Similarly, discussing the recent rally in stocks, BTIG analysts think many signs are inconsistent with a new bull market, and “reports of the bear’s death have been greatly exaggerated.”
“With the S&P 500 gaining 20% off its October closing lows, the ‘new bull market’ choir has been gaining steam,” the analysts wrote. ”Despite the 20% rally, breadth and credit remain inconsistent with a new bull.”
“While we have seen a modest breadth expansion, cumulative breadth has been unable to clear Feb. highs. The SPX got within 3 points of a 52-week high, yet less than 5% of the index made new 52-week highs. Eight months into a new bull we typically see at least a few readings ~20%,” they said.
The analysts pointed out rallies of over 20% in several bear markets. For example, from 1947-1948, the S&P 500 climbed 24% before hitting new lows in 1949. In 2001, the S&P 500 climbed 21%, before eventually plunging 33%. This happened again in the Dow Jones Industrial Average from 1966 to 1970, and Nikkei experienced four rallies over 34% and three that were over 50% from 1989 to 2003, on the way to losing 80%.
They characterized this year as an “inverse pattern” of 2022.

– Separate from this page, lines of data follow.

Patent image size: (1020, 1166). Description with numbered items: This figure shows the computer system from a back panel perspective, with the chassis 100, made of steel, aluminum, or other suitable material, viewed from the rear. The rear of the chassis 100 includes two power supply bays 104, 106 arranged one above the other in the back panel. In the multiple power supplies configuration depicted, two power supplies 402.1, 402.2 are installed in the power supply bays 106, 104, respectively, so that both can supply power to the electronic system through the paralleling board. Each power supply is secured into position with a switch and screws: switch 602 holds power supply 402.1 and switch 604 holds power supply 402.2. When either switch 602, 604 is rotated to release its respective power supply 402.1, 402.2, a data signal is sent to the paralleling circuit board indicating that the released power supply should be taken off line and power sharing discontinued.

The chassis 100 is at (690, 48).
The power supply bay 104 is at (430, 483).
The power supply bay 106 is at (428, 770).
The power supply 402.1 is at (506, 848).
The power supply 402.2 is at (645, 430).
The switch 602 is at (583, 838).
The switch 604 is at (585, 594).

“As the ‘new bull’ choir gains steam, it’s worth noting how different sentiment is from the end of ’22 when many calls were for a ‘weak first half, strong second half’. Of course, that is essentially what happened last year, and this year has been the complete opposite. It would be fitting if SPX topped after June ’23 FOMC just as it bottomed after June ’22 FOMC.”